How low will SpaceX go before the stock actually settles down? That is the question sitting behind almost every stock forecast floating around right now. SpaceX priced its IPO at $135 on June 12, and it also spiked past $225 within days of trading. Since then the stock has cooled off into the $149 to $162 range, which is still well above the debut price but a long way under that early spike. And that gap is exactly why a SpaceX stock price prediction under $100 keeps getting mentioned, even by people who are not otherwise bearish on the name.
Also Read: How Much Is a $5,000 SpaceX IPO Investment Worth Today?
SpaceX Stock Forecast and the Key Risks Behind a Drop Below $100

Wall Street’s own numbers on SPCX spread out in a way that is honestly a bit unusual, and that spread is a big part of why how low will SpaceX go keeps coming back up in conversation. Morningstar’s fair value sits way down at $63 a share, built off a full discounted cash flow read on SpaceX’s projected cash flows. On the other side you have Wedbush and also Morgan Stanley, who have floated targets as high as $300, leaning mostly on Starlink’s growth an on a possible re-rating of the AI side of the business.
Argus started coverage at Hold, and had this to say:
“years” before multiples at “normal levels”
That short line is basically the whole bear case in a nutshell, and it is one more reason a SPCX stock target under $100 has not been fully ruled out by everyone covering this stock.
Spcx Stock Price Prediction Tied to a Rough History for Big IPOs
Big tech IPOs have a pretty rough track record early on, and that history feeds right into today’s stock price prediction. Truist Financial looked at 30 major tech IPOs over the last 14 years and found an average year-one drawdown of 55%, even though 43% of that group were actually trading higher six months out. Apply that same math to SpaceX and you land somewhere around $101.50, which is basically sitting right on top of the $100 line everyone keeps watching. At the time of writing, that is still the number most of this how low will SpaceX go debate keeps circling back to.
Spacex Stock Below $100: What the Lockup Schedule Means for Supply
SpaceX sold only around 555.6 million shares in the IPO, which is under 5% of total shares outstanding, and the rest stays locked up for now. More shares become eligible for sale shortly after SpaceX releases its first quarterly report as a public company, which is expected around Aug. 6. Once that extra supply hits the market, SpaceX stock below $100 stops being such a fringe idea, especially if buying demand does not keep up with all the new shares coming loose. This is also probably the single biggest near-term risk anyone tracking how low will SpaceX go should keep an eye on.

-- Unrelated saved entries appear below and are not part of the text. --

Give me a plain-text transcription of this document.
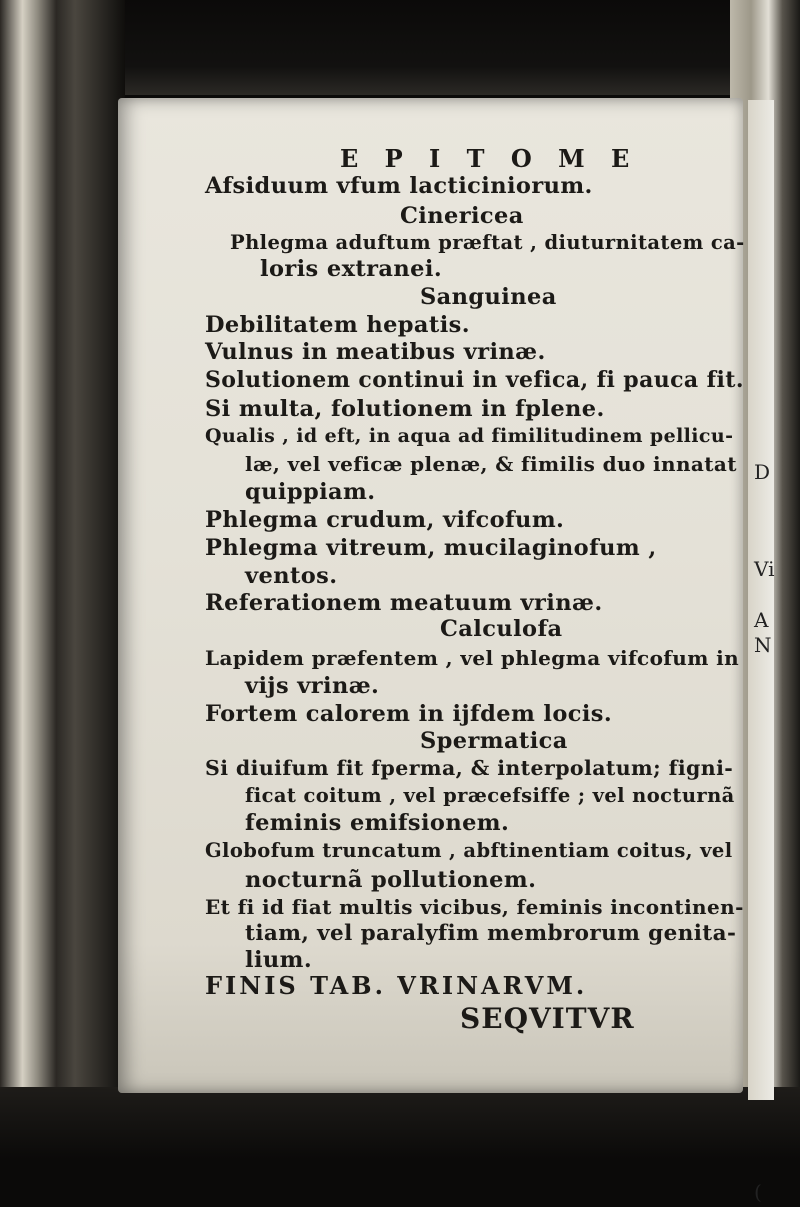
D
Vi
A
N
(
E P I T O M E
Afsiduum vfum lacticiniorum.
Cinericea
Phlegma aduftum præftat , diuturnitatem ca-
loris extranei.
Sanguinea
Debilitatem hepatis.
Vulnus in meatibus vrinæ.
Solutionem continui in vefica, fi pauca fit.
Si multa, folutionem in fplene.
Qualis , id eft, in aqua ad fimilitudinem pellicu-
læ, vel veficæ plenæ, & fimilis duo innatat
quippiam.
Phlegma crudum, vifcofum.
Phlegma vitreum, mucilaginofum ,
ventos.
Referationem meatuum vrinæ.
Calculofa
Lapidem præfentem , vel phlegma vifcofum in
vijs vrinæ.
Fortem calorem in ijfdem locis.
Spermatica
Si diuifum fit fperma, & interpolatum; figni-
ficat coitum , vel præcefsiffe ; vel nocturnã
feminis emifsionem.
Globofum truncatum , abftinentiam coitus, vel
nocturnã pollutionem.
Et fi id fiat multis vicibus, feminis incontinen-
tiam, vel paralyfim membrorum genita-
lium.
FINIS TAB. VRINARVM.
SEQVITVR
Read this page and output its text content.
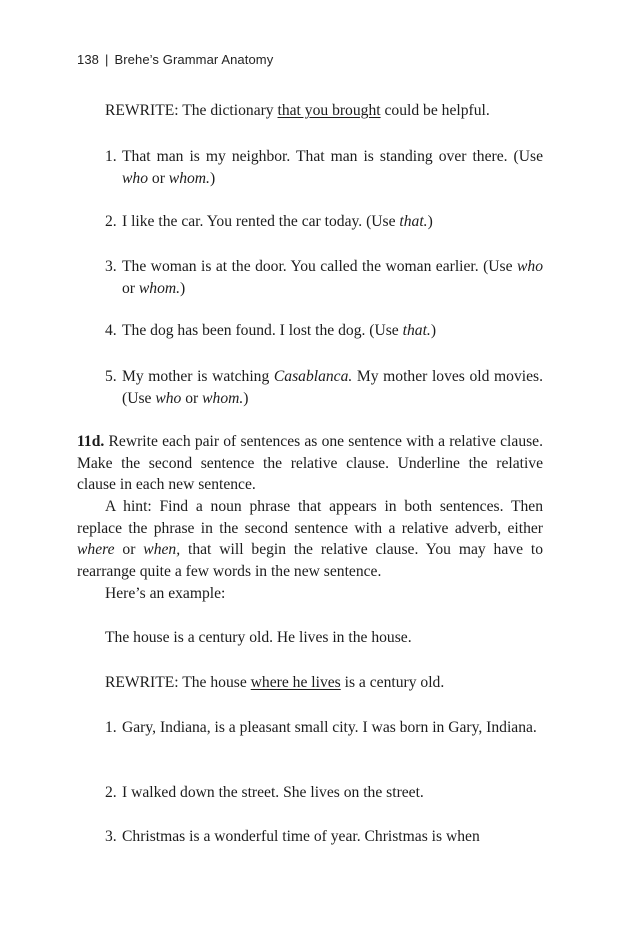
138 | Brehe’s Grammar Anatomy

REWRITE: The dictionary that you brought could be helpful.

1. That man is my neighbor. That man is standing over there. (Use who or whom.)
2. I like the car. You rented the car today. (Use that.)
3. The woman is at the door. You called the woman earlier. (Use who or whom.)
4. The dog has been found. I lost the dog. (Use that.)
5. My mother is watching Casablanca. My mother loves old movies. (Use who or whom.)

11d. Rewrite each pair of sentences as one sentence with a relative clause. Make the second sentence the relative clause. Underline the relative clause in each new sentence.

A hint: Find a noun phrase that appears in both sentences. Then replace the phrase in the second sentence with a relative adverb, either where or when, that will begin the relative clause. You may have to rearrange quite a few words in the new sentence.

Here’s an example:

The house is a century old. He lives in the house.

REWRITE: The house where he lives is a century old.

1. Gary, Indiana, is a pleasant small city. I was born in Gary, Indiana.
2. I walked down the street. She lives on the street.
3. Christmas is a wonderful time of year. Christmas is when
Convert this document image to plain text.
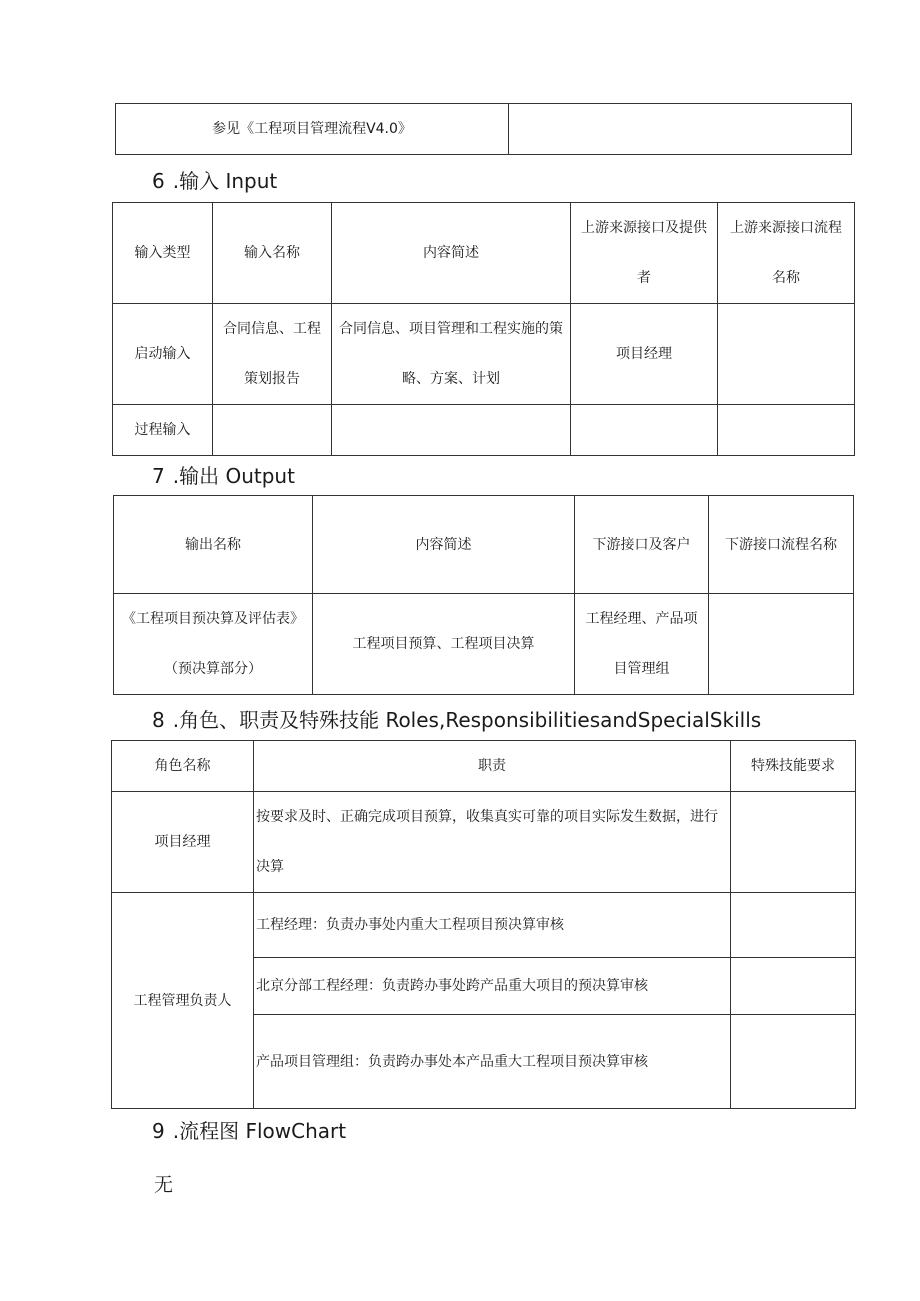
参见《工程项目管理流程V4.0》	
6 .输入 Input
输入类型	输入名称	内容简述	上游来源接口及提供者	上游来源接口流程名称
启动输入	合同信息、工程策划报告	合同信息、项目管理和工程实施的策略、方案、计划	项目经理	
过程输入				
7 .输出 Output
输出名称	内容简述	下游接口及客户	下游接口流程名称
《工程项目预决算及评估表》（预决算部分）	工程项目预算、工程项目决算	工程经理、产品项目管理组	
8 .角色、职责及特殊技能 Roles,ResponsibilitiesandSpecialSkills
角色名称	职责	特殊技能要求
项目经理	按要求及时、正确完成项目预算，收集真实可靠的项目实际发生数据，进行决算	
工程管理负责人	工程经理：负责办事处内重大工程项目预决算审核	
	北京分部工程经理：负责跨办事处跨产品重大项目的预决算审核	
	产品项目管理组：负责跨办事处本产品重大工程项目预决算审核	
9 .流程图 FlowChart
无
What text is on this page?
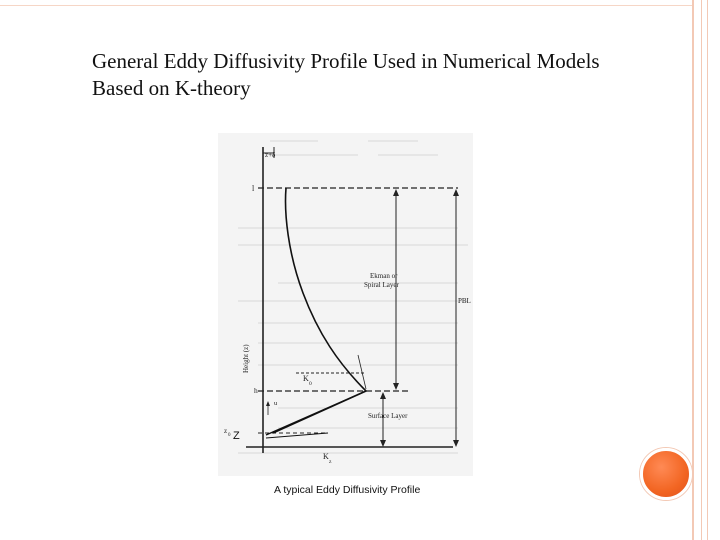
General Eddy Diffusivity Profile Used in Numerical Models
Based on K-theory
z+δ
l
Ekman or
Spiral Layer
PBL
Height (z)
K
0
h
u
Surface Layer
z
0 Z
K
z
A typical Eddy Diffusivity Profile
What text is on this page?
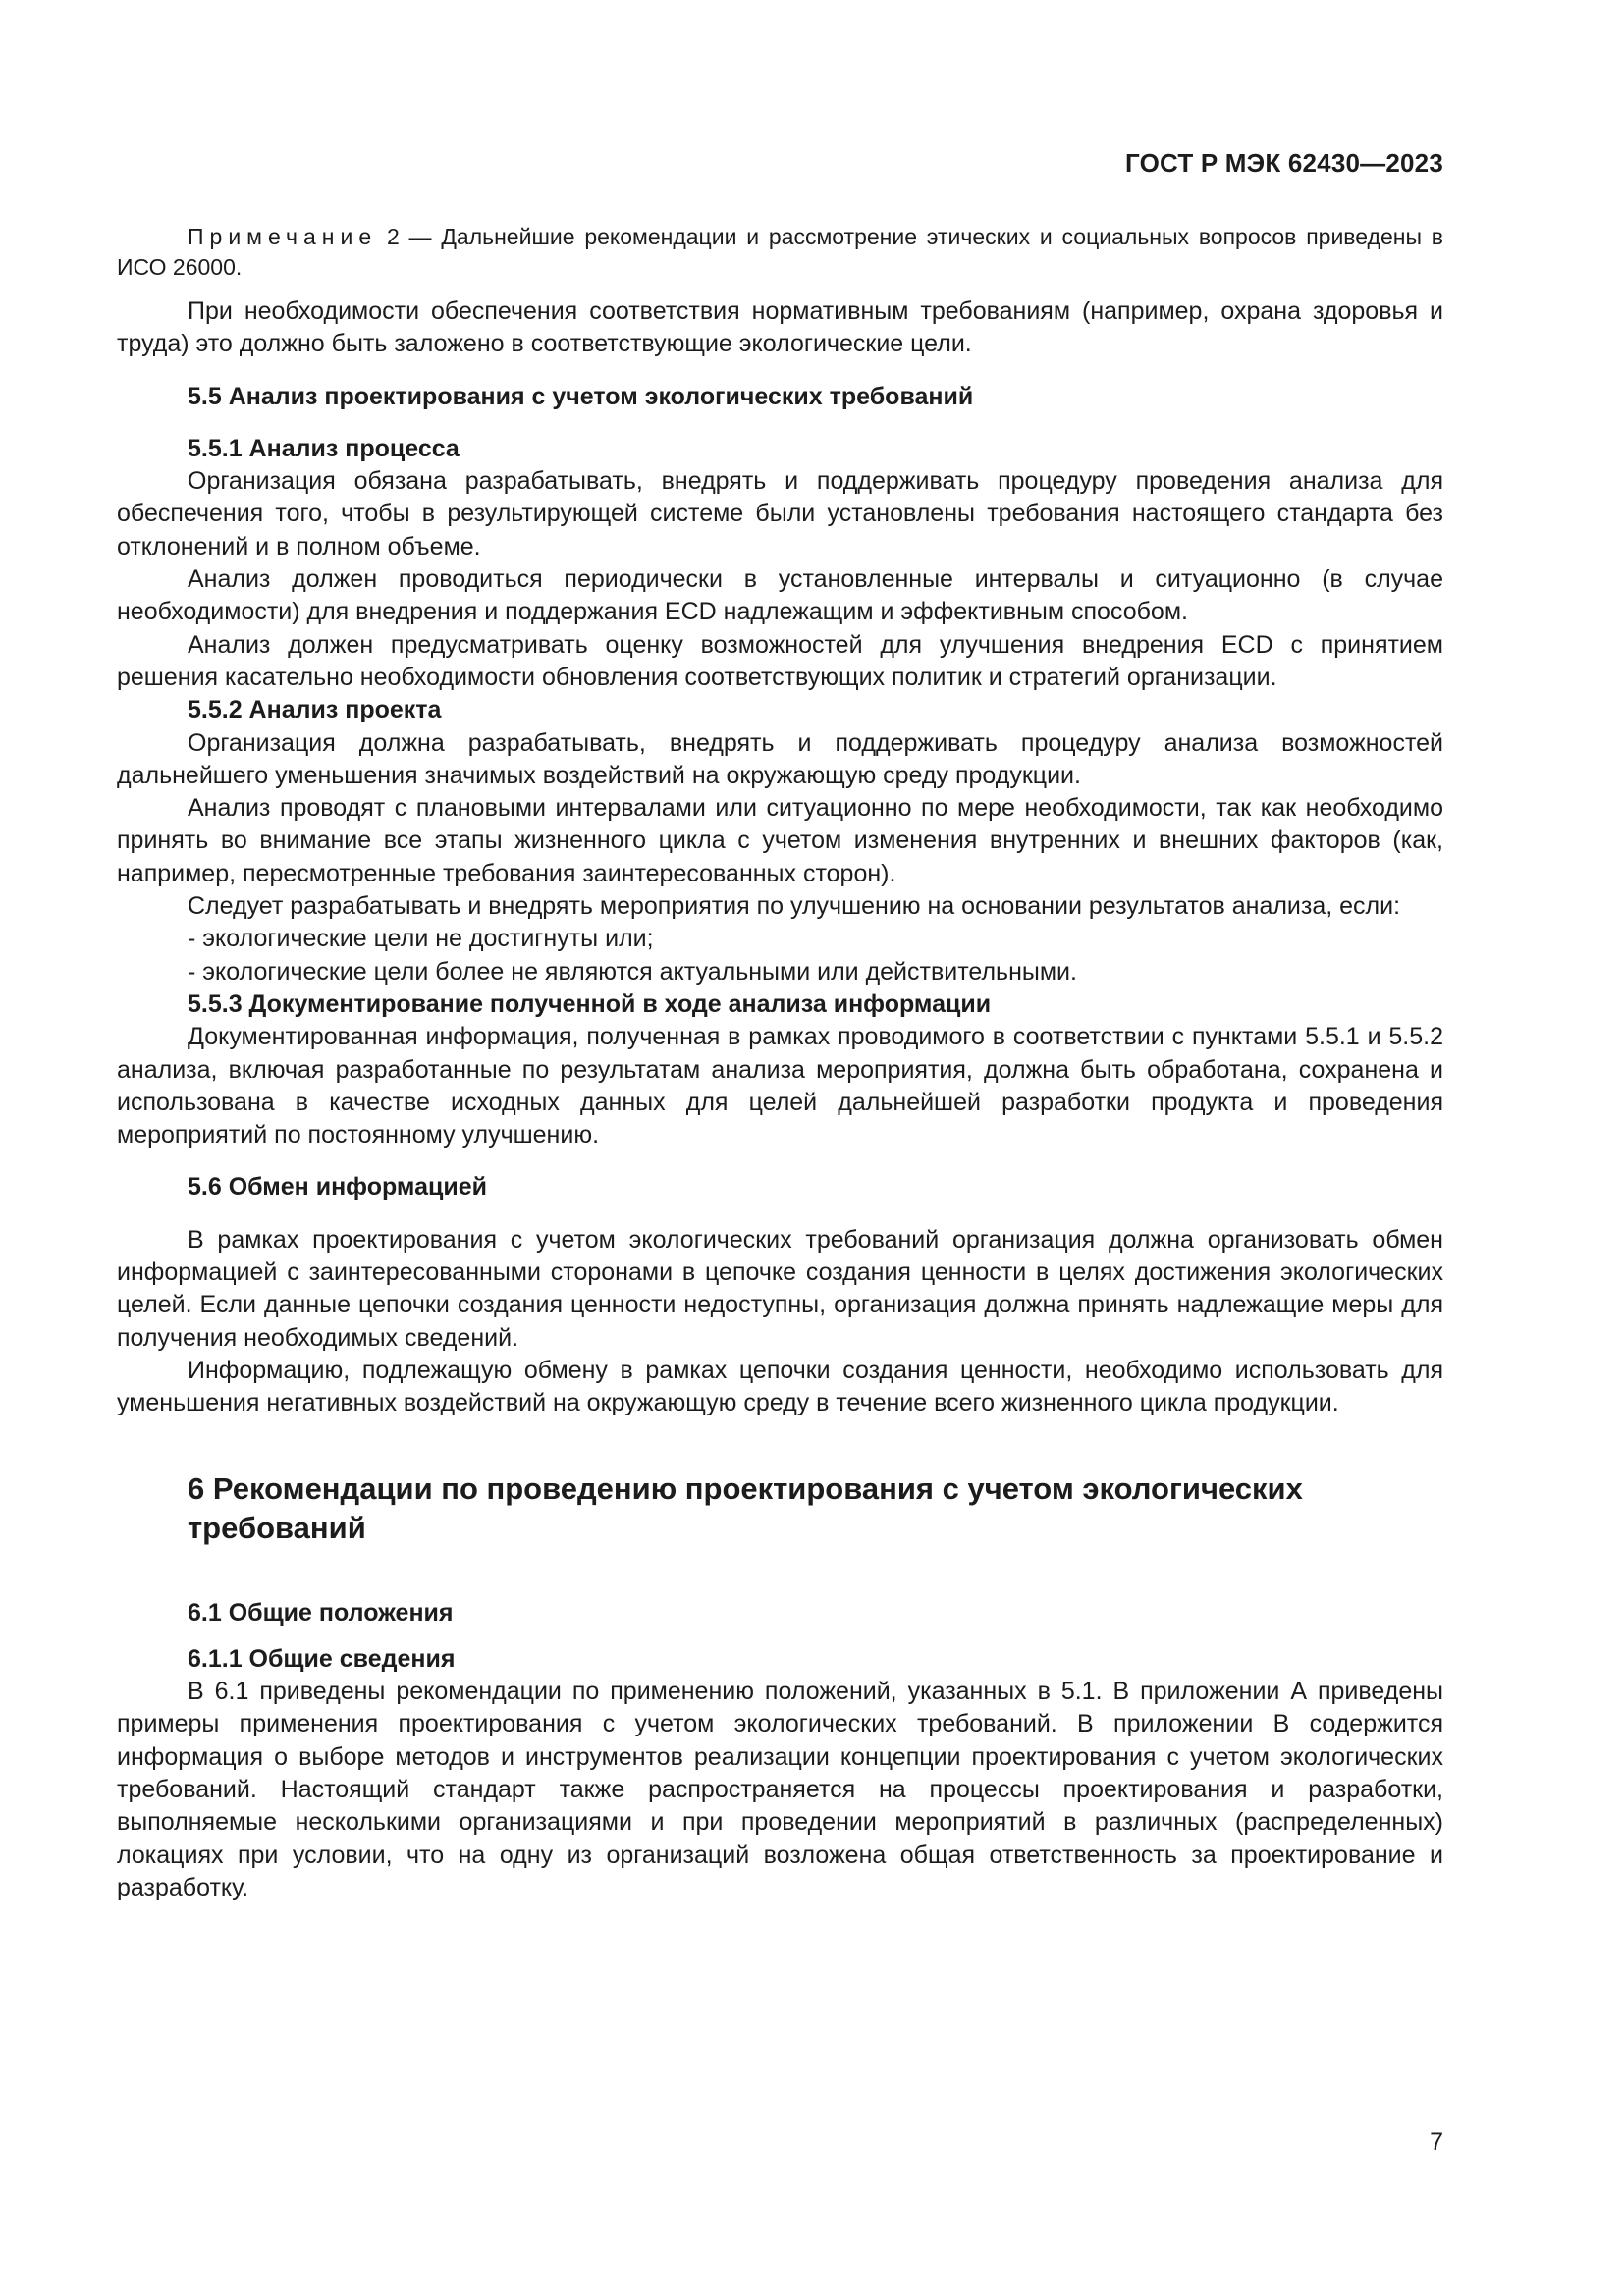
ГОСТ Р МЭК 62430—2023

Примечание 2 — Дальнейшие рекомендации и рассмотрение этических и социальных вопросов приведены в ИСО 26000.

При необходимости обеспечения соответствия нормативным требованиям (например, охрана здоровья и труда) это должно быть заложено в соответствующие экологические цели.

5.5 Анализ проектирования с учетом экологических требований
5.5.1 Анализ процесса

Организация обязана разрабатывать, внедрять и поддерживать процедуру проведения анализа для обеспечения того, чтобы в результирующей системе были установлены требования настоящего стандарта без отклонений и в полном объеме.

Анализ должен проводиться периодически в установленные интервалы и ситуационно (в случае необходимости) для внедрения и поддержания ECD надлежащим и эффективным способом.

Анализ должен предусматривать оценку возможностей для улучшения внедрения ECD с принятием решения касательно необходимости обновления соответствующих политик и стратегий организации.

5.5.2 Анализ проекта

Организация должна разрабатывать, внедрять и поддерживать процедуру анализа возможностей дальнейшего уменьшения значимых воздействий на окружающую среду продукции.

Анализ проводят с плановыми интервалами или ситуационно по мере необходимости, так как необходимо принять во внимание все этапы жизненного цикла с учетом изменения внутренних и внешних факторов (как, например, пересмотренные требования заинтересованных сторон).

Следует разрабатывать и внедрять мероприятия по улучшению на основании результатов анализа, если:

- экологические цели не достигнуты или;
- экологические цели более не являются актуальными или действительными.
5.5.3 Документирование полученной в ходе анализа информации

Документированная информация, полученная в рамках проводимого в соответствии с пунктами 5.5.1 и 5.5.2 анализа, включая разработанные по результатам анализа мероприятия, должна быть обработана, сохранена и использована в качестве исходных данных для целей дальнейшей разработки продукта и проведения мероприятий по постоянному улучшению.

5.6 Обмен информацией

В рамках проектирования с учетом экологических требований организация должна организовать обмен информацией с заинтересованными сторонами в цепочке создания ценности в целях достижения экологических целей. Если данные цепочки создания ценности недоступны, организация должна принять надлежащие меры для получения необходимых сведений.

Информацию, подлежащую обмену в рамках цепочки создания ценности, необходимо использовать для уменьшения негативных воздействий на окружающую среду в течение всего жизненного цикла продукции.

6 Рекомендации по проведению проектирования с учетом экологических требований
6.1 Общие положения
6.1.1 Общие сведения

В 6.1 приведены рекомендации по применению положений, указанных в 5.1. В приложении А приведены примеры применения проектирования с учетом экологических требований. В приложении В содержится информация о выборе методов и инструментов реализации концепции проектирования с учетом экологических требований. Настоящий стандарт также распространяется на процессы проектирования и разработки, выполняемые несколькими организациями и при проведении мероприятий в различных (распределенных) локациях при условии, что на одну из организаций возложена общая ответственность за проектирование и разработку.

7
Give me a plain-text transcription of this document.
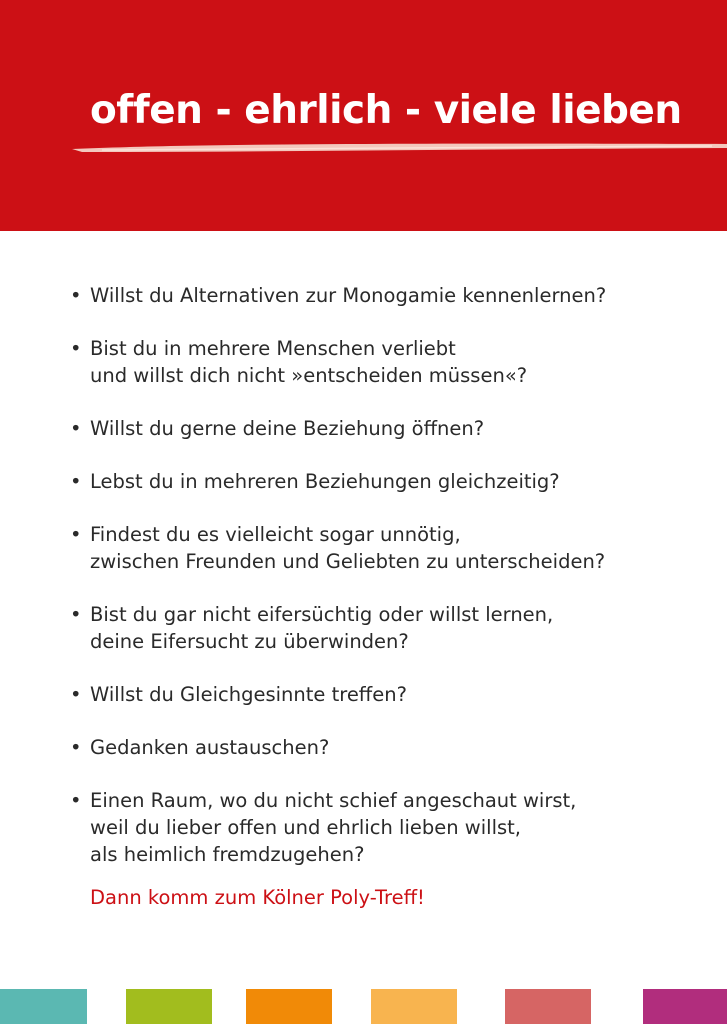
offen - ehrlich - viele lieben
• Willst du Alternativen zur Monogamie kennenlernen?
• Bist du in mehrere Menschen verliebt
und willst dich nicht »entscheiden müssen«?
• Willst du gerne deine Beziehung öffnen?
• Lebst du in mehreren Beziehungen gleichzeitig?
• Findest du es vielleicht sogar unnötig,
zwischen Freunden und Geliebten zu unterscheiden?
• Bist du gar nicht eifersüchtig oder willst lernen,
deine Eifersucht zu überwinden?
• Willst du Gleichgesinnte treffen?
• Gedanken austauschen?
• Einen Raum, wo du nicht schief angeschaut wirst,
weil du lieber offen und ehrlich lieben willst,
als heimlich fremdzugehen?
Dann komm zum Kölner Poly-Treff!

SPCX Stock Target Levels and the Valuation Gap
Based on 2025 revenue, SPCX was trading at a price to sales ratio above 100, and that is a multiple almost no company manages to hold onto for very long. Any SPCX stock target near where the stock sits now basically assumes SpaceX keeps growing Starlink and its AI business at a pace that very few companies have ever pulled off. CFRA rates the stock a Sell, and its argument is that the current price already bakes in close to flawless execution for years down the road. It is also worth pointing out that a SpaceX stock target this rich leaves very little room for anything to go wrong.
So how low will spacex go from here probably comes down to what happens once the August lockup releases actually hit, and also how the next earnings report lands. A spacex stock forecast under $100 is not really the consensus view among analysts right now, but the thin float, the stretched valuation, and the shaky history of mega IPOs all keep that scenario on the table for the rest of 2026. And an spacex stock forecast that ignores those three things is probably missing the bigger picture.